Pobił czy został pobity? 20-latek pozywa policję i sam trafia do sądu
Robert G., który oskarżył puławskich policjantów o agresję podczas interwencji, sam musi teraz odpowiadać przed sądem. Śledczy zarzucają mu, że składał fałszywe zeznania.
Dowodem przeciwko policjantom miały być ślady na ciele G. Biegli ustalili, że chłopak miał siniaki na powiekach, przedramieniu, w obrębie nadgarstków i na klatce piersiowej. Miały one świadczyć o tym, że chłopak był na komendzie bity i poniżany. Śledczy jednak ustalili, że agresywni nie byli policjanci, a sam Robert G.
Historia rozegrała się pod koniec listopada 2015 roku. G. został zatrzymany pod delikatesami przy ul. Sienkiewicza w Puławach. Razem z kolegami pił tam alkohol. Gdy na miejsce podjechali policjanci, 18-letni wówczas chłopak stał się agresywny – zaczął wyzywać funkcjonariuszy, kopał i pluł na radiowóz, nie wykonywał poleceń i nie pozwolił się wylegitymować. Miał we krwi ponad 1,5 promila alkoholu.
Po przyjeździe na komendę G. nie uspokoił się. – Na monitoringu, który zabezpieczyła prokuratura widać, jak chłopak uderza głową w ścianę. Funkcjonariusze musieli użyć środków przymusu bezpośredniego. Założyli mu kaftan bezpieczeństwa oraz kask ochronny. G. opuścił areszt na następny dzień – mówi szef puławskiej prokuratury Grzegorz Kwit.
Pomimo tego, że nagrania z monitoringu obciążały Roberta G. ten utrzymywał, że został pobity przez policjantów. Na zdjęciu, które opublikował po opuszczeniu aresztu, widać było siniaki, które wyglądały jak ślady po uderzeniu pałką. Twierdził też, że policjanci przyciskali go do ściany, uciskali mu szyję, a nawet próbowali obezwładnić gazem. G. wysłał w tej sprawie list do Prokuratury Okręgowej.
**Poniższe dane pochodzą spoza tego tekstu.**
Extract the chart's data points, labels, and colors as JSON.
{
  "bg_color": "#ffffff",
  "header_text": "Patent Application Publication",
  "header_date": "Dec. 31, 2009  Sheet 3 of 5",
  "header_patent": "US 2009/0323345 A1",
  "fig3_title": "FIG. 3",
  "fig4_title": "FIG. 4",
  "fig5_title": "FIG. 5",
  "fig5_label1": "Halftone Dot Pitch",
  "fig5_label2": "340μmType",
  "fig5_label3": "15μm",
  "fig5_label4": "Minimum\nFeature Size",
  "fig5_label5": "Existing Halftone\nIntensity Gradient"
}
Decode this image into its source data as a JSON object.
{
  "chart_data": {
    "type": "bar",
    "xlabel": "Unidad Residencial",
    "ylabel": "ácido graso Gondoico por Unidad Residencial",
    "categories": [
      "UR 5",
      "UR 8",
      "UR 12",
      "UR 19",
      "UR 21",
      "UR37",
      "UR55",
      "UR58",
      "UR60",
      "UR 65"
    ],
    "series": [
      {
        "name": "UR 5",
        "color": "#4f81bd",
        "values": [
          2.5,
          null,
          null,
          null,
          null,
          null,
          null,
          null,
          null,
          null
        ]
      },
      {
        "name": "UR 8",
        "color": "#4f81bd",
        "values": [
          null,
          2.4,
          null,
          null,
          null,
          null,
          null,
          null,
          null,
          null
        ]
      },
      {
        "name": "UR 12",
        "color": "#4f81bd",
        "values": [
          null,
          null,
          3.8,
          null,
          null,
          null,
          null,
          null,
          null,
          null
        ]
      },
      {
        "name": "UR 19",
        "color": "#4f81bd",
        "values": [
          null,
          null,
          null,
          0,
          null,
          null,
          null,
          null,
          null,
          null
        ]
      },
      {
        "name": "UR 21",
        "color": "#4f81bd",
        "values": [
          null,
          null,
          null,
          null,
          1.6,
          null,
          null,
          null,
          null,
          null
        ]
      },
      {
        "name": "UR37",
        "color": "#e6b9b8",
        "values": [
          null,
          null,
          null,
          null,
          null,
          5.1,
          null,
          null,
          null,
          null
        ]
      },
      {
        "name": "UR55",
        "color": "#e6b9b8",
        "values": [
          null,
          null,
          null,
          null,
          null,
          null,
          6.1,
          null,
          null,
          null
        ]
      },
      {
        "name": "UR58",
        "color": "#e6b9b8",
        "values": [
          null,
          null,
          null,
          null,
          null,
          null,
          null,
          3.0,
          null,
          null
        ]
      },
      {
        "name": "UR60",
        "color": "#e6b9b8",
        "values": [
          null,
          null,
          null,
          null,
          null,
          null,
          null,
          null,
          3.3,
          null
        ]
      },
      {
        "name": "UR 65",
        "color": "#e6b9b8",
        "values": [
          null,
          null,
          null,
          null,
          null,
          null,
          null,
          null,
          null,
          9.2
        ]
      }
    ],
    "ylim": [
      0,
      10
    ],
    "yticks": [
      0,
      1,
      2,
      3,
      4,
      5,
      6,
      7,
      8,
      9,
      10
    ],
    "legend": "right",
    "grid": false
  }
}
– Oskarżył w nim trzech funkcjonariuszy o popełnienie czynu zabronionego polegającego na przekroczeniu uprawnień – mówi Joanna Chimosz, prezes Sądu Rejonowego w Puławach.
Sprawa została umorzona w 2016 roku. Śledczy nie znaleźli niczego, co potwierdzałoby wersję wydarzeń przedstawianą przez G. Jak twierdzili, policjanci użyli siły, ale nie złamali przepisów.
Teraz jednak G. będzie musiał odpowiadać przed Sądem, bo prokuratura postawiła mu zarzut składania fałszywych zeznań i powiadomienia prokuratury o przestępstwie, którego nie było.
– Oskarżony nie przyznał się do winy. Twierdził, że to nie jest pierwszy przypadek agresywnego zachowania policjantów, bo mundurowi mieli wcześniej pobić jednego z jego kolegów. G. twierdził, że każdy kto „zakłada sprawę” policji ma jest później oskarżany o składanie fałszywych zeznań – opisuje Joanna Chimosz, prezes Sądu Rejonowego w Puławach.
G. grozi do 3 lat pozbawienia wolności.